There has been a lot to like about Autodesk, Inc. (NASDAQ: ADSK) over the past few years. The company has leveraged its position as a business software supplier to add products and customers and made a change to a subscription business model that should stabilize revenue and add long-term value.
It was a bit of a rocky road to get here, with revenue falling from mid-2015 to mid-2017 and net losses still piling up, including $415.1 million in net losses over the past year. But there might be enough of a light at the end of the tunnel to make this stock a buy.
The Autodesk advantage
Autodesk's core business has always been the computer-aided design (CAD) of buildings and manufactured parts. It's a standard product in the architecture industry and has been a player, although not the dominant leader, in 3D modeling for part designers.
What's changed over the last decade is Autodesk expanding its products to include more of the value chain than just modeling. In architecture, that means moving beyond just architectural drawings to the fabrication of parts, quality control, and even commissioning of a building. The company calls it the building information model, or BIM, and it's a full stack of services that make work more efficient, from architecture through the final inspection of a building.
Modeling parts is a very different end market but operates on a similar business model. Autodesk's 3D modeling software has allowed for parts to be built for more than a decade, but Autodesk has added injection molding optimization, milling design, and stress analysis to its software package. For designers, this allows them to predict and optimize how parts will be produced and perform in the real world before spending thousands or millions of dollars on production equipment.

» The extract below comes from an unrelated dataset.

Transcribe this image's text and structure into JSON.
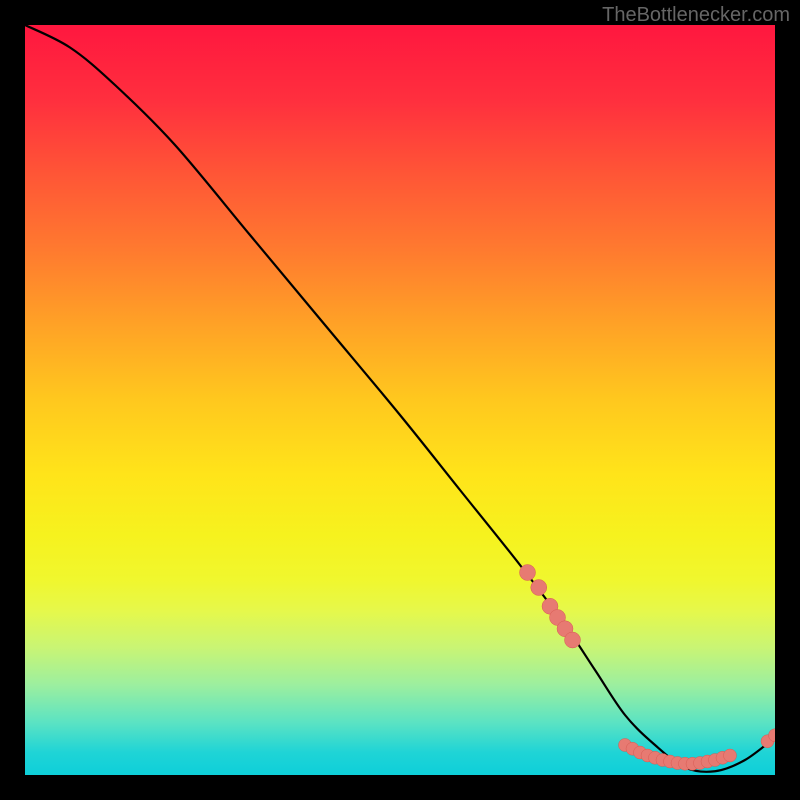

This ecosystem of products is what gives Autodesk an advantage in the software business, and management is expecting the financials to start showing the underlying value of the business very soon.
Financial projections set a lofty bar
You can see below that revenue has been stagnant, and net income is down over the past five years. But this is largely because Autodesk is switching from a software sales model to a subscription model. Subscriptions should smooth out revenue and be higher margin in the long term, but the transition results in lower short-term sales and even losses.
Subscription growth projections are high, but if management hits them, Autodesk's stock could be a huge winner. Between fiscal 2016 and fiscal 2020, management expects subscriptions to grow from 2.6 million seats to 4.9 million. Annualized recurring revenue is expected to grow from $1.4 billion to $3.4 billion over the same time frame. If those targets are hit, free cash flow should be $1.4 billion, according to management's projections.
Is Autodesk a buy?
I like Autodesk's business model, how it's moving to subscriptions, and the revenue and free cash flow growth projections from management. The biggest flaw as an investment is that Autodesk trades at a $33.4 billion market cap, which is 24 times expected 2020 free cash flow. That's a big premium to pay for a company that hasn't yet proven it can generate more than a billion dollars in cash per year.
With that risk pointed out, I'm still cautiously optimistic about Autodesk's stock in the long term. I see nothing but growth for CAD technology in architecture, manufacturing, and other areas. For a leader in the industry, I think there's plenty of long-term growth to justify a premium for the stock today, but investors might have to wait for a return given the great performance already priced into the stock.